Because chamomile tends to make you a little drowsy (though results will definitely vary from individual to individual), it may be best to enjoy your cup of chamomile tea before bed. Not only will the tea help you drift off, but it could help quell the muscle pains that might cause you to awaken in the middle of the night.
If you’ve ever experienced a particularly grueling workout, you know that applying heat to the impacted muscles can help to alleviate cramps and muscle pain in the days that follow. Although menstruation has little to do with physical exercise, the ovulation process does place significant strain on many of the muscles in a woman’s body, thereby causing considerable discomfort.
To help reduce this pain, apply a warm wet cloth to the areas of your body impacted by ovulation, such as the lower abdomen. This will help to increase blood flow to areas of discomfort, which in turn can help relax muscles and reduce the impact of cramps. You may also want to try alternating between applying heat and cold, as this may help to more rapidly relax sensitive muscles.

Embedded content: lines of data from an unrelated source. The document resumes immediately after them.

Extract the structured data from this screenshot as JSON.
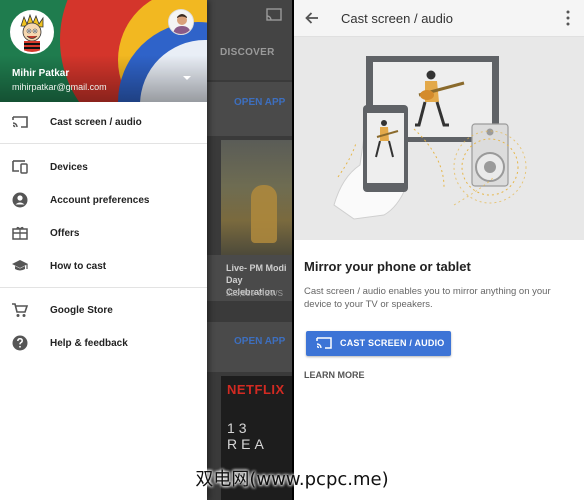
{
  "background_app": {
    "tab_label": "DISCOVER",
    "open_app_label": "OPEN APP",
    "video_title": "Live- PM Modi Day Celebration",
    "video_views": "222,959 VIEWS",
    "movie_brand": "NETFLIX",
    "movie_title": "13 REA"
  },
  "drawer": {
    "user_name": "Mihir Patkar",
    "user_email": "mihirpatkar@gmail.com",
    "items": [
      {
        "label": "Cast screen / audio",
        "icon": "cast-icon"
      },
      {
        "label": "Devices",
        "icon": "devices-icon"
      },
      {
        "label": "Account preferences",
        "icon": "account-circle-icon"
      },
      {
        "label": "Offers",
        "icon": "gift-card-icon"
      },
      {
        "label": "How to cast",
        "icon": "school-icon"
      },
      {
        "label": "Google Store",
        "icon": "cart-icon"
      },
      {
        "label": "Help & feedback",
        "icon": "help-icon"
      }
    ]
  },
  "right": {
    "toolbar_title": "Cast screen / audio",
    "heading": "Mirror your phone or tablet",
    "description": "Cast screen / audio enables you to mirror anything on your device to your TV or speakers.",
    "cast_button_label": "CAST SCREEN / AUDIO",
    "learn_more_label": "LEARN MORE"
  },
  "watermark": "双电网(www.pcpc.me)",
  "colors": {
    "accent_blue": "#3d74d6",
    "drawer_header_green": "#1f7c4e",
    "hero_background": "#e8e8e8"
  }
}
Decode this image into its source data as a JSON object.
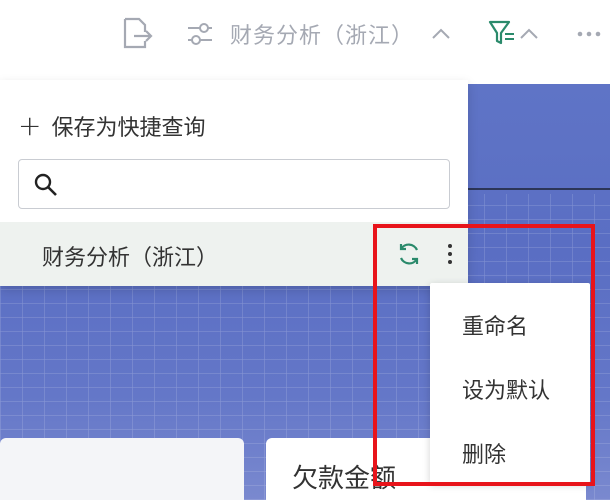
{
  "toolbar": {
    "title": "财务分析（浙江）",
    "icons": [
      "export-icon",
      "sliders-icon",
      "chevron-up-icon",
      "filter-icon",
      "chevron-up-icon",
      "more-horizontal-icon"
    ]
  },
  "panel": {
    "save_label": "保存为快捷查询",
    "search_placeholder": "",
    "queries": [
      {
        "label": "财务分析（浙江）",
        "icons": [
          "refresh-icon",
          "more-vertical-icon"
        ]
      }
    ]
  },
  "menu": {
    "items": [
      "重命名",
      "设为默认",
      "删除"
    ]
  },
  "cards": {
    "right_title": "欠款金额"
  },
  "colors": {
    "accent": "#2a8a6b",
    "highlight": "#e8141b",
    "background_blue": "#5f74c6",
    "muted_text": "#a5a9b3"
  }
}
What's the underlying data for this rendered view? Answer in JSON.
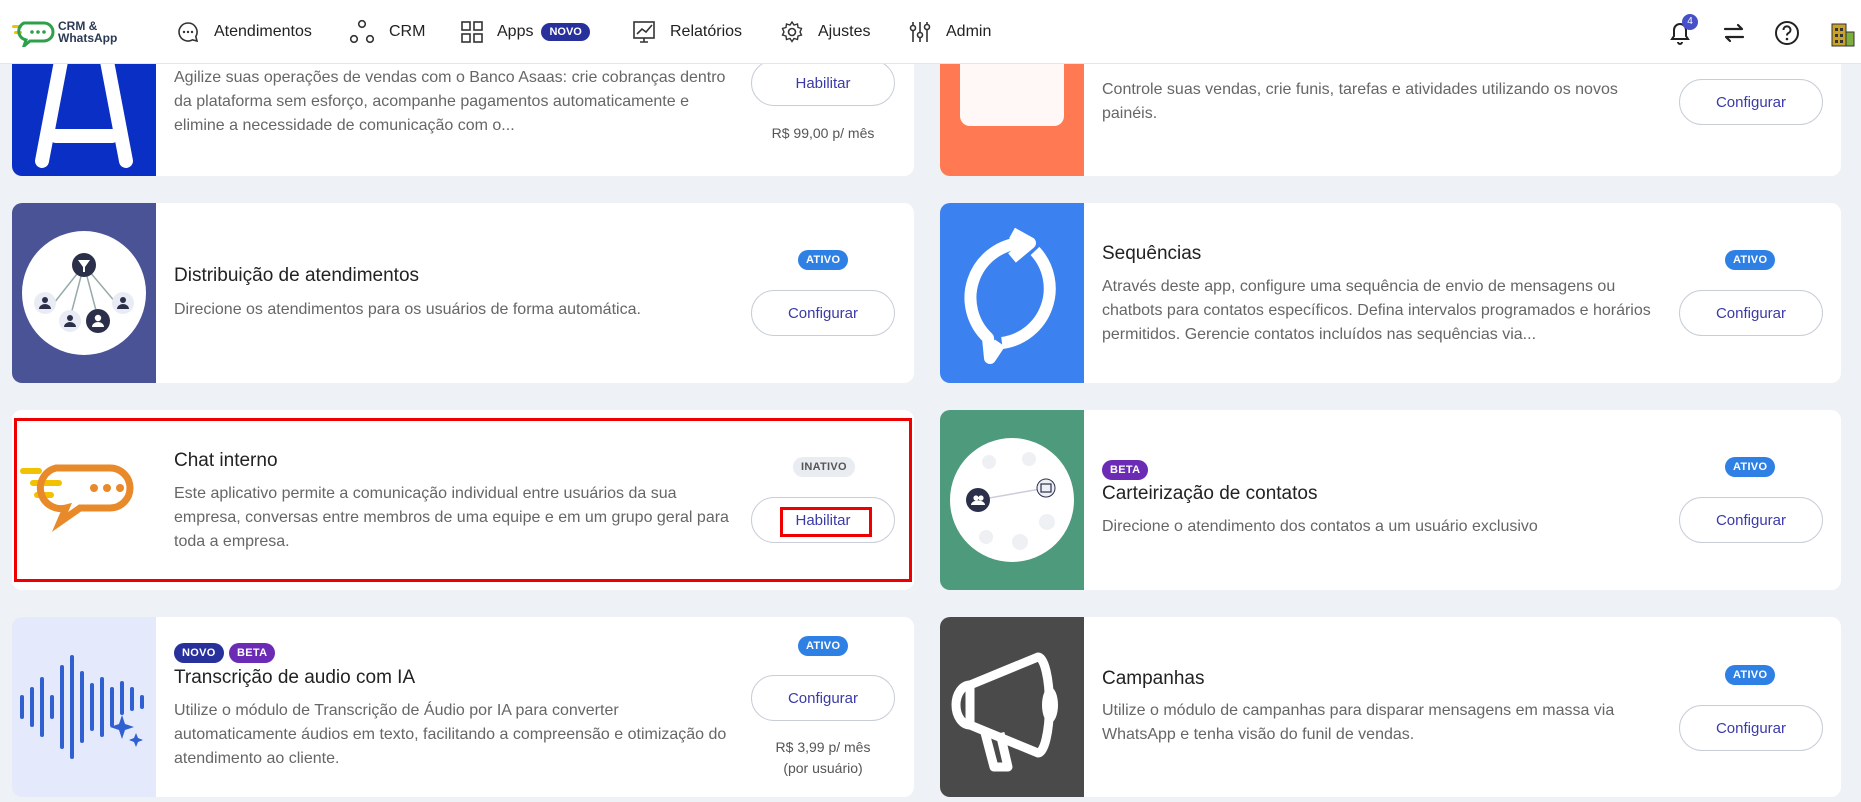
{
  "logo": {
    "line1": "CRM &",
    "line2": "WhatsApp"
  },
  "nav": [
    {
      "label": "Atendimentos",
      "icon": "chat-bubble-icon"
    },
    {
      "label": "CRM",
      "icon": "nodes-icon"
    },
    {
      "label": "Apps",
      "icon": "grid-icon",
      "badge": "NOVO"
    },
    {
      "label": "Relatórios",
      "icon": "chart-icon"
    },
    {
      "label": "Ajustes",
      "icon": "gear-icon"
    },
    {
      "label": "Admin",
      "icon": "sliders-icon"
    }
  ],
  "topbar_right": {
    "notifications_count": "4"
  },
  "cards": {
    "asaas": {
      "desc": "Agilize suas operações de vendas com o Banco Asaas: crie cobranças dentro da plataforma sem esforço, acompanhe pagamentos automaticamente e elimine a necessidade de comunicação com o...",
      "button": "Habilitar",
      "price": "R$ 99,00 p/ mês"
    },
    "paineis": {
      "desc": "Controle suas vendas, crie funis, tarefas e atividades utilizando os novos painéis.",
      "button": "Configurar"
    },
    "distribuicao": {
      "title": "Distribuição de atendimentos",
      "desc": "Direcione os atendimentos para os usuários de forma automática.",
      "status": "ATIVO",
      "button": "Configurar"
    },
    "sequencias": {
      "title": "Sequências",
      "desc": "Através deste app, configure uma sequência de envio de mensagens ou chatbots para contatos específicos. Defina intervalos programados e horários permitidos. Gerencie contatos incluídos nas sequências via...",
      "status": "ATIVO",
      "button": "Configurar"
    },
    "chat_interno": {
      "title": "Chat interno",
      "desc": "Este aplicativo permite a comunicação individual entre usuários da sua empresa, conversas entre membros de uma equipe e em um grupo geral para toda a empresa.",
      "status": "INATIVO",
      "button": "Habilitar"
    },
    "carteirizacao": {
      "badge": "BETA",
      "title": "Carteirização de contatos",
      "desc": "Direcione o atendimento dos contatos a um usuário exclusivo",
      "status": "ATIVO",
      "button": "Configurar"
    },
    "transcricao": {
      "badges": [
        "NOVO",
        "BETA"
      ],
      "title": "Transcrição de audio com IA",
      "desc": "Utilize o módulo de Transcrição de Áudio por IA para converter automaticamente áudios em texto, facilitando a compreensão e otimização do atendimento ao cliente.",
      "status": "ATIVO",
      "button": "Configurar",
      "price_line1": "R$ 3,99 p/ mês",
      "price_line2": "(por usuário)"
    },
    "campanhas": {
      "title": "Campanhas",
      "desc": "Utilize o módulo de campanhas para disparar mensagens em massa via WhatsApp e tenha visão do funil de vendas.",
      "status": "ATIVO",
      "button": "Configurar"
    }
  },
  "colors": {
    "asaas": "#0a2fc4",
    "paineis": "#ff7a52",
    "distribuicao": "#4a5396",
    "sequencias": "#3b82f0",
    "carteirizacao": "#4e9a7c",
    "transcricao": "#e4e9fb",
    "campanhas": "#4a4a4a",
    "accent": "#3a3aa8"
  }
}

Take a Warm Shower or Bath
If it makes sense to apply heat to the muscles made sore by the emergence of the ovulation process, then there’s an obvious and related benefit to taking a warm shower or bath. By applying heat to your entire body, this can help to rapidly soothe sore muscles and get you back on track.
Additionally, taking a long, warm shower or bath can help alleviate some of the general discomfort — both mental and physical — that tends to arise during menstruation.
As with many conditions that leave an individual feeling physical and mentally exhausted, rest can play a central role in helping you get through a particularly challenging menstruation. Although getting some physical exercise could help by stretching sore muscles and releasing endorphins, it’s important to balance that exertion with ample rest and relaxation time.
That also means getting a full night’s rest every night during menstruation. For most adult women, this will mean getting at least seven hours of sleep.
Many of the symptoms that accompany a difficult menstruation — like cramps, bloating and digestive discomfort — can also be linked to dehydration. For that reason, it’s wise to stay away from alcohol, which effectively dehydrates the body, while on your period. Failing to do so could significantly intensify many of the irritating symptoms that come with ovulation.
Although it may not be as fun, try to replace that alcohol with water, and lots of it. And should you feel the urge to drink after all, try to limit the number of alcoholic beverages to consume and avoid becoming intoxicated.